No time to wallow in the mire,

Try now we can only lose,

And our love become a funeral pyre

The was the setting fifty years ago for the students of Paris. We never quite knew why there was an uprising but this time it wasn’t in the distant West coast of America. It was on our doorstep. Rebellion was now a European event. This was our moment. This was our generation.

People try to put us down.

Just because we get around.

Things they do look awful cold.

I hope I die before I get old. Talkin’ ’bout my generation.

Some called it a revolution as there was a feeling that there was an attempt to change the Government, but at best it seemed half-hearted. Cobblestones were thrown but kissing, love and sex were as important. Anarchy was at the forefront. It was a very French Revolution that lasted just a few weeks.

Out of the anarchy, a local student hero emerged. Daniel Cohen-Bendit was a revolutionary leader who with his brother Gabriel published Obsolete Communism: The Left-Wing Alternative. John, later to be the best man at my wedding, gave me a copy. I think it was for my birthday but that happened too soon after the revolution. It must have been later in the year. It became a treasured possession and memory.

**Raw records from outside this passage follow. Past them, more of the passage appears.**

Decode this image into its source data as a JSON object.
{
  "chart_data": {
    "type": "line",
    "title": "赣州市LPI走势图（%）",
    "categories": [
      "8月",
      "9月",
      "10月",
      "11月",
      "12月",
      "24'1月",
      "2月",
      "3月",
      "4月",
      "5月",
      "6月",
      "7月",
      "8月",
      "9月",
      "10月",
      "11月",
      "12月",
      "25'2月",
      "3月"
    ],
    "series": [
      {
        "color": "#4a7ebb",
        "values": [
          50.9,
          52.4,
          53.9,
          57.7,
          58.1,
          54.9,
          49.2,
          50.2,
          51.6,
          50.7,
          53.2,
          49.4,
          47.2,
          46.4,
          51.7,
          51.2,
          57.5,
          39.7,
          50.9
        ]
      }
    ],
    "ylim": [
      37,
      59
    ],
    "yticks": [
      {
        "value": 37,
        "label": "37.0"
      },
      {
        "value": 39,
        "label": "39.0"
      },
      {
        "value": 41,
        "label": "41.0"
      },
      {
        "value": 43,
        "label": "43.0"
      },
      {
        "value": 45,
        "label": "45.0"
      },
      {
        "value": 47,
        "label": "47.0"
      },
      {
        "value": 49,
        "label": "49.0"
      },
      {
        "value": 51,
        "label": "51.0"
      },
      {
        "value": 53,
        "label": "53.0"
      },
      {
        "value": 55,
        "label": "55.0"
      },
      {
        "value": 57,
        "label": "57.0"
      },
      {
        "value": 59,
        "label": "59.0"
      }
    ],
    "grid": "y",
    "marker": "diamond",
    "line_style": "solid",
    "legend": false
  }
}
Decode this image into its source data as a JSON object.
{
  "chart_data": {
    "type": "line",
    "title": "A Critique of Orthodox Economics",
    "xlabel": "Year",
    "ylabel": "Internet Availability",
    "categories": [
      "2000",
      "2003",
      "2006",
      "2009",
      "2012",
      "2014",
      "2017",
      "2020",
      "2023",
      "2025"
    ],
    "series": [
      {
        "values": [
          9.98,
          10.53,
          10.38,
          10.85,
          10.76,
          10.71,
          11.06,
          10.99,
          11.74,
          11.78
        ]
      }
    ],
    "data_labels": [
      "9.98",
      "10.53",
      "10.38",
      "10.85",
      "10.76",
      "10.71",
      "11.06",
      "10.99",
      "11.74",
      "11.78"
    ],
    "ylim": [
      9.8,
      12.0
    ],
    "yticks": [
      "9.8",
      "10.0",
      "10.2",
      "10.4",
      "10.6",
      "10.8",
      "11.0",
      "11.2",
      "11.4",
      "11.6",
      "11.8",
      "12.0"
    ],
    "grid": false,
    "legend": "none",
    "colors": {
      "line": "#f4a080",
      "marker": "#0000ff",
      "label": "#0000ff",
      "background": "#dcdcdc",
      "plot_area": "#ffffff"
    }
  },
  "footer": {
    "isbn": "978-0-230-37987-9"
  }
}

Spring was never waiting for us, girl.

It ran one step ahead as we followed in the dance,

Between the parted pages and were pressed, in love’s hot, fevered iron, like a striped pair of pants,

MacArthur’s Park is melting in the dark.

It looked as though there the change was going to be permanent and widespread. In the spring of 1968 Alexander Dubček, the leader of Czechoslovakia, wanted to democratise the country. This later became known as the Prague Spring. But Spring is just one passing season that always moves on and so it was in Czechoslovakia. In August 1968 there was a Soviet invasion. Czechoslovakian citizens responded with passive resistance and Soviet troops were frustrated as street signs were painted over, and their water supplies mysteriously shut off. It had little effect. Dubček was forced to recant.

The students went back to studies. Cobblestones were replaced. Winter returned to Haight-Ashbury and I carried on playing rugby and taking exams. By the end of 1968, the old-world order was restored but nothing was quite ever again the same. It was a watershed.

This was the year when a youth movement finally had something to say about the world and how it should be organised. It was the start of a movement that carries on today. It was the May when commercial, as well as political power, passed down one or maybe even two, generations.

I know you’ve deceived me, now here’s a surprise,

I know that you have ’cause there’s magic in my eyes.

I can see for miles and miles and miles and miles and miles.

The seeds of what I am today were sown in those years. Deep down I am still a 1960s hippy. Turn on, tune in, drop out.